In “Sentire e conoscere” (Adephi Editore) il neuroscienziato Antonio Damasio, indagando l’intelligenza senziente degli organismi viventi e non viventi, fa una doverosa incursione nel mondo delle macchine e afferma: “È evidente che possiamo sviluppare macchine operanti lungo le linee dei «sentimenti omeostatici». Quello di cui abbiamo bisogno, per farlo, è di fornire ai robot un «corpo» che, per conservarsi, richieda regolazioni e aggiustamenti. In altre parole, quasi paradossalmente, dobbiamo aggiungere alla robustezza tanto apprezzata nella robotica un certo grado di vulnerabilità.” Sembra descrivere iCub 3 e frena sulla coscienza: “Il «grado» di coscienza raggiunto infine da tali macchine dipenderà dalla complessità delle sue rappresentazioni interne”. Ossia, un robot non può avere una coscienza perché non sa crearsi immagini del reale e di sé. Quello che Byung-chul Han afferma quando distingue tra dimensione analogica del pensiero e dimensione digitale dell’Intelligenza Artificiale. Macchine senzienti ma non coscienti.
Luciano Floridi nel suo ultimo saggio “Etica del pensiero artificiale” (Cortina Editore), partendo dalla descrizione della compattezza dell’analogico contro la discrezionalità plankiana del digitale, afferma che bit e pixel permettono la formazione di due universi paralleli: il mondo reale il cui territorio è lo spazio fisico e il mondo virtuale in cui la digitalizzazione ha determinato un vasto territorio reticolare.

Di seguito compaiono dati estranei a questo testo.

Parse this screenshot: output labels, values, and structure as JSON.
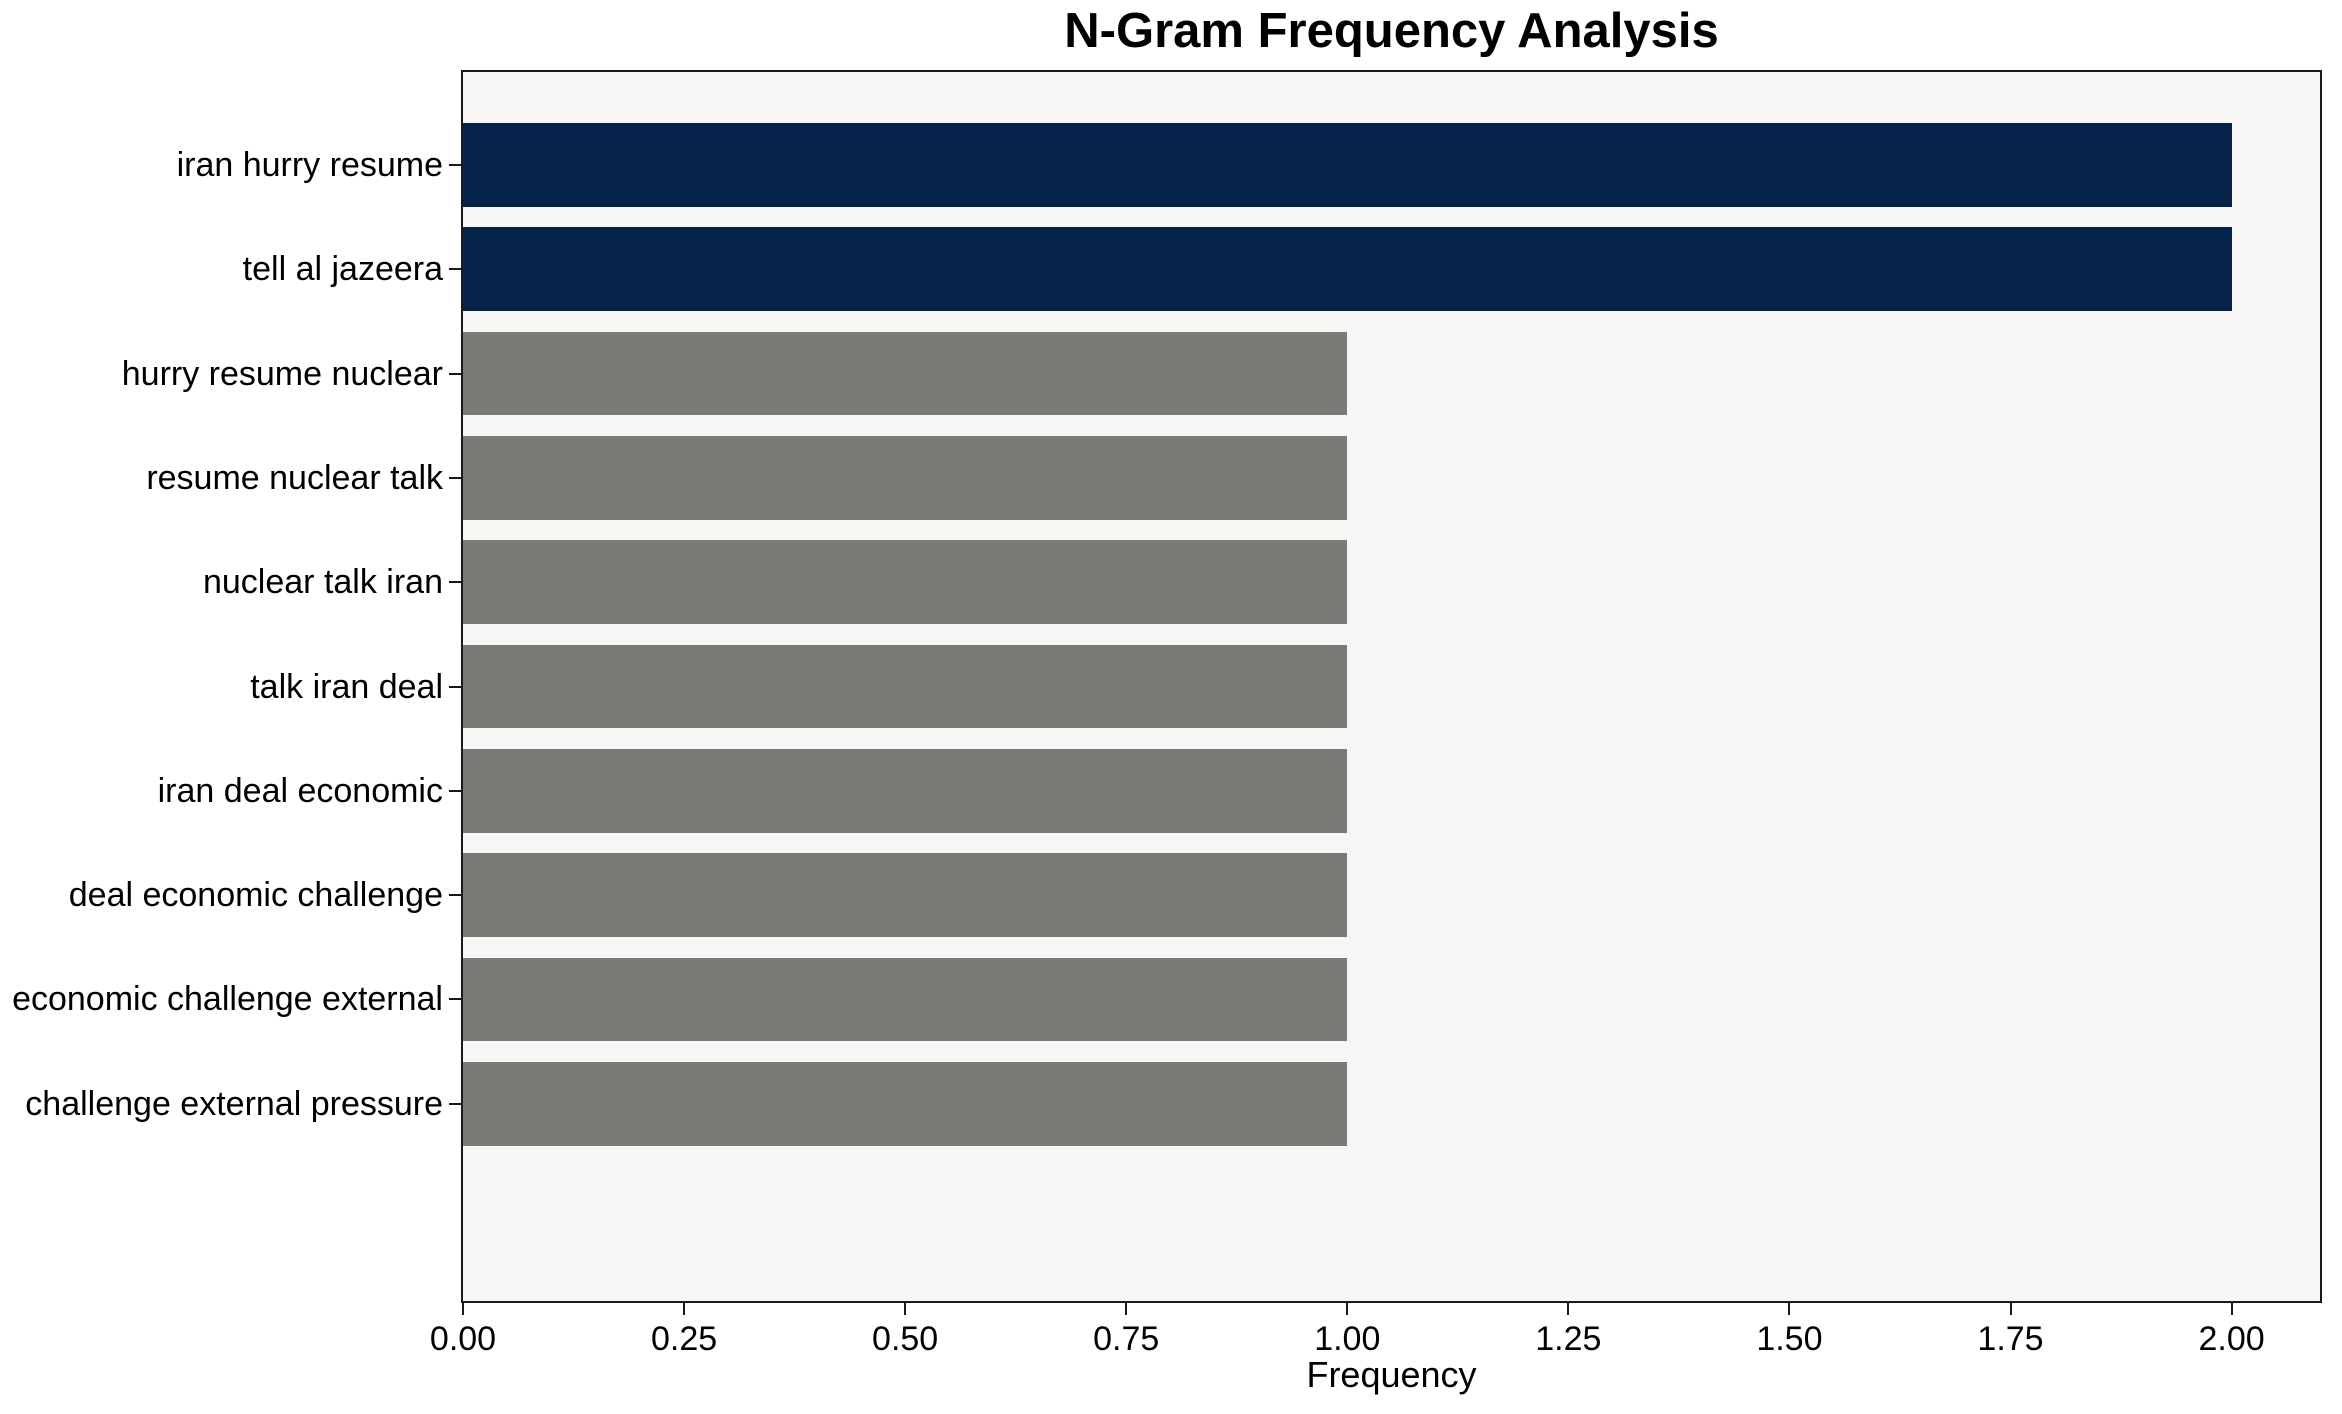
{
  "chart_data": {
    "type": "bar",
    "orientation": "horizontal",
    "title": "N-Gram Frequency Analysis",
    "xlabel": "Frequency",
    "ylabel": "",
    "categories": [
      "iran hurry resume",
      "tell al jazeera",
      "hurry resume nuclear",
      "resume nuclear talk",
      "nuclear talk iran",
      "talk iran deal",
      "iran deal economic",
      "deal economic challenge",
      "economic challenge external",
      "challenge external pressure"
    ],
    "values": [
      2,
      2,
      1,
      1,
      1,
      1,
      1,
      1,
      1,
      1
    ],
    "bar_colors": [
      "#062349",
      "#062349",
      "#7b7a77",
      "#7b7a77",
      "#7b7a77",
      "#7b7a77",
      "#7b7a77",
      "#7b7a77",
      "#7b7a77",
      "#7b7a77"
    ],
    "x_ticks": [
      {
        "value": 0.0,
        "label": "0.00"
      },
      {
        "value": 0.25,
        "label": "0.25"
      },
      {
        "value": 0.5,
        "label": "0.50"
      },
      {
        "value": 0.75,
        "label": "0.75"
      },
      {
        "value": 1.0,
        "label": "1.00"
      },
      {
        "value": 1.25,
        "label": "1.25"
      },
      {
        "value": 1.5,
        "label": "1.50"
      },
      {
        "value": 1.75,
        "label": "1.75"
      },
      {
        "value": 2.0,
        "label": "2.00"
      }
    ],
    "xlim": [
      0,
      2.1
    ],
    "bar_height_fraction": 0.8,
    "y_pad_units": 0.89,
    "grid": false,
    "legend": null,
    "colors": {
      "highlight": "#062349",
      "default_bar": "#7b7a77",
      "plot_background": "#f7f6f5",
      "figure_background": "#ffffff",
      "frame": "#1a1a1a",
      "text": "#000000"
    }
  }
}
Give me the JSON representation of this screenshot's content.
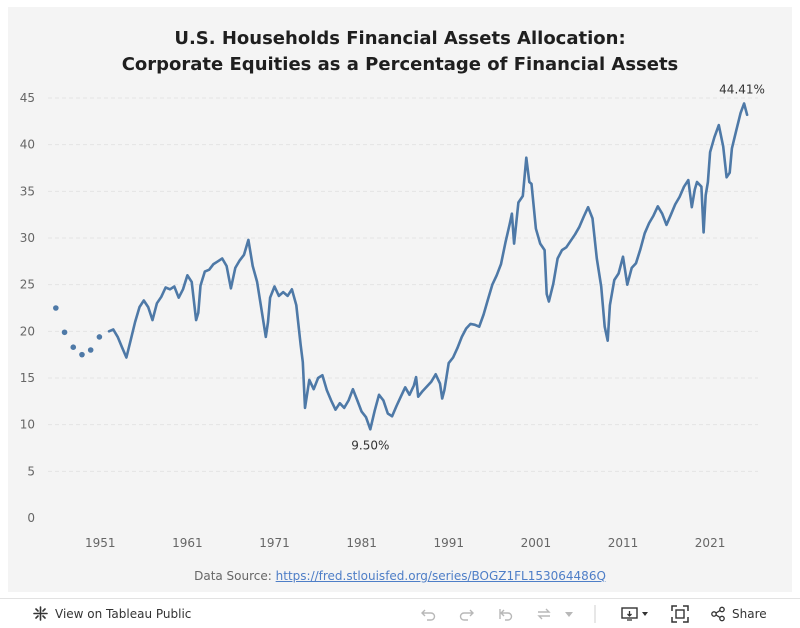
{
  "title": {
    "line1": "U.S. Households Financial Assets Allocation:",
    "line2": "Corporate Equities as a Percentage of Financial Assets"
  },
  "source": {
    "prefix": "Data Source: ",
    "link_text": "https://fred.stlouisfed.org/series/BOGZ1FL153064486Q"
  },
  "toolbar": {
    "view_label": "View on Tableau Public",
    "share_label": "Share",
    "icons": [
      "tableau-logo-icon",
      "undo-icon",
      "redo-icon",
      "revert-icon",
      "refresh-icon",
      "pause-dropdown-icon",
      "download-icon",
      "fullscreen-icon",
      "share-icon"
    ]
  },
  "colors": {
    "line": "#4e79a7",
    "background": "#f4f4f4",
    "grid": "#e3e3e3",
    "axis_text": "#666666"
  },
  "chart_data": {
    "type": "line",
    "title": "U.S. Households Financial Assets Allocation: Corporate Equities as a Percentage of Financial Assets",
    "ylim": [
      0,
      45
    ],
    "yticks": [
      "0",
      "5",
      "10",
      "15",
      "20",
      "25",
      "30",
      "35",
      "40",
      "45"
    ],
    "xlim": [
      1945,
      2026.5
    ],
    "xticks": [
      "1951",
      "1961",
      "1971",
      "1981",
      "1991",
      "2001",
      "2011",
      "2021"
    ],
    "grid": "horizontal dashed",
    "annual_points": [
      [
        1945.9,
        22.5
      ],
      [
        1946.9,
        19.9
      ],
      [
        1947.9,
        18.3
      ],
      [
        1948.9,
        17.5
      ],
      [
        1949.9,
        18.0
      ],
      [
        1950.9,
        19.4
      ]
    ],
    "series": [
      {
        "x": [
          1952.0,
          1952.5,
          1953.0,
          1953.5,
          1954.0,
          1954.5,
          1955.0,
          1955.5,
          1956.0,
          1956.5,
          1957.0,
          1957.5,
          1958.0,
          1958.5,
          1959.0,
          1959.5,
          1960.0,
          1960.5,
          1961.0,
          1961.5,
          1962.0,
          1962.25,
          1962.5,
          1963.0,
          1963.5,
          1964.0,
          1964.5,
          1965.0,
          1965.5,
          1966.0,
          1966.5,
          1967.0,
          1967.5,
          1968.0,
          1968.5,
          1969.0,
          1969.5,
          1970.0,
          1970.25,
          1970.5,
          1971.0,
          1971.5,
          1972.0,
          1972.5,
          1973.0,
          1973.5,
          1974.0,
          1974.25,
          1974.5,
          1975.0,
          1975.5,
          1976.0,
          1976.5,
          1977.0,
          1977.5,
          1978.0,
          1978.5,
          1979.0,
          1979.5,
          1980.0,
          1980.5,
          1981.0,
          1981.5,
          1982.0,
          1982.5,
          1983.0,
          1983.5,
          1984.0,
          1984.5,
          1985.0,
          1985.5,
          1986.0,
          1986.5,
          1987.0,
          1987.25,
          1987.5,
          1988.0,
          1988.5,
          1989.0,
          1989.5,
          1990.0,
          1990.25,
          1990.5,
          1991.0,
          1991.5,
          1992.0,
          1992.5,
          1993.0,
          1993.5,
          1994.0,
          1994.5,
          1995.0,
          1995.5,
          1996.0,
          1996.5,
          1997.0,
          1997.5,
          1998.0,
          1998.25,
          1998.5,
          1999.0,
          1999.5,
          1999.9,
          2000.25,
          2000.5,
          2001.0,
          2001.5,
          2002.0,
          2002.25,
          2002.5,
          2003.0,
          2003.5,
          2004.0,
          2004.5,
          2005.0,
          2005.5,
          2006.0,
          2006.5,
          2007.0,
          2007.5,
          2008.0,
          2008.5,
          2008.9,
          2009.25,
          2009.5,
          2010.0,
          2010.5,
          2011.0,
          2011.5,
          2012.0,
          2012.5,
          2013.0,
          2013.5,
          2014.0,
          2014.5,
          2015.0,
          2015.5,
          2016.0,
          2016.5,
          2017.0,
          2017.5,
          2018.0,
          2018.5,
          2018.9,
          2019.25,
          2019.5,
          2020.0,
          2020.25,
          2020.5,
          2020.75,
          2021.0,
          2021.5,
          2022.0,
          2022.5,
          2022.9,
          2023.25,
          2023.5,
          2024.0,
          2024.5,
          2024.9,
          2025.25
        ],
        "values": [
          20.0,
          20.2,
          19.4,
          18.3,
          17.2,
          19.1,
          21.0,
          22.6,
          23.3,
          22.6,
          21.2,
          23.0,
          23.7,
          24.7,
          24.5,
          24.8,
          23.6,
          24.5,
          26.0,
          25.3,
          21.2,
          22.0,
          24.9,
          26.4,
          26.6,
          27.2,
          27.5,
          27.8,
          27.0,
          24.6,
          26.8,
          27.6,
          28.2,
          29.8,
          27.0,
          25.3,
          22.4,
          19.4,
          21.0,
          23.6,
          24.8,
          23.8,
          24.2,
          23.8,
          24.5,
          22.8,
          18.6,
          16.7,
          11.8,
          14.8,
          13.8,
          15.0,
          15.3,
          13.7,
          12.6,
          11.6,
          12.3,
          11.8,
          12.6,
          13.8,
          12.6,
          11.4,
          10.8,
          9.5,
          11.5,
          13.2,
          12.6,
          11.2,
          10.9,
          12.0,
          13.0,
          14.0,
          13.2,
          14.2,
          15.1,
          13.0,
          13.6,
          14.1,
          14.6,
          15.4,
          14.4,
          12.8,
          13.7,
          16.6,
          17.2,
          18.2,
          19.4,
          20.3,
          20.8,
          20.7,
          20.5,
          21.8,
          23.4,
          25.0,
          26.0,
          27.2,
          29.5,
          31.5,
          32.6,
          29.4,
          33.8,
          34.5,
          38.6,
          36.0,
          35.8,
          31.0,
          29.4,
          28.7,
          24.0,
          23.2,
          25.1,
          27.8,
          28.7,
          29.0,
          29.7,
          30.4,
          31.2,
          32.3,
          33.3,
          32.1,
          27.8,
          24.8,
          20.5,
          19.0,
          22.8,
          25.5,
          26.2,
          28.0,
          25.0,
          26.8,
          27.3,
          28.8,
          30.5,
          31.6,
          32.4,
          33.4,
          32.6,
          31.4,
          32.5,
          33.6,
          34.4,
          35.5,
          36.2,
          33.3,
          35.2,
          36.0,
          35.5,
          30.6,
          34.6,
          36.0,
          39.2,
          40.8,
          42.1,
          39.8,
          36.5,
          37.0,
          39.6,
          41.5,
          43.4,
          44.41,
          43.2
        ],
        "annotations": [
          {
            "label": "44.41%",
            "x": 2024.9,
            "value": 44.41
          },
          {
            "label": "9.50%",
            "x": 1982.0,
            "value": 9.5
          }
        ]
      }
    ]
  }
}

Dentro di esso l’uomo agisce, interagisce, capisce mentre l’IA agisce sotto forma di riproduzione di dati ma non conosce. iCub 3 sarebbe, in questa ottica, un’intelligenza non riflessiva né pioneristica: non potrebbe innamorarsi a Venezia e forse nemmeno morire. iCub 3 potrebbe essere ed è, per parafrasare Floridi, un ingegnere.
Nella determinazione di una possibile coscienza, o anche di un’etica robotica, occorre considerare quanta autonomia concediamo alle creature di IA. E’ remoto il tempo in cui un robot si affranchi completamente dall’uomo – gli manca la specialità dell’intelligenza biologica - ma è vicinissimo il tempo- possiamo chiamarlo già presente - in cui l’uomo si lasci dominare per pigrizia (vedi la domotica o l’acquiescenza alla disponibilità dei data), per necessità (lo smart working che si serve di device e cloud), per divertimento (il metaverso) dall’IA, rinunciando alla coscienza piena del mondo in cui vive. Inadatto al futuro come pensavano Julian Savulescu e Ingmar Persson, quando auspicavano una nuova consapevolezza che colmi il gap storico - temporale tra morale e tecnologia.
Certo la rassicurante legge dell’androide Adam di Ian McEwan “Un robot non può recar danno a un essere umano né può permettere che, a causa del proprio mancato intervento, un essere umano riceva danno" potrebbe aiutare a immaginare un mondo in cui l’IA generi umanoidi vocati al bene e perfettamente in grado di dominare in modo positivo il mondo esterno.
Resta il dubbio se questa forma - seppur nella finzione letteraria - di transumanesimo ottimista valga anche in un metaverso (finto ma meno letterario) in cui un robot, meno empatico di iCub 3, sia indotto all’aggressività, decretando così l’innocenza del suo algoritmo e di chi lo scrisse.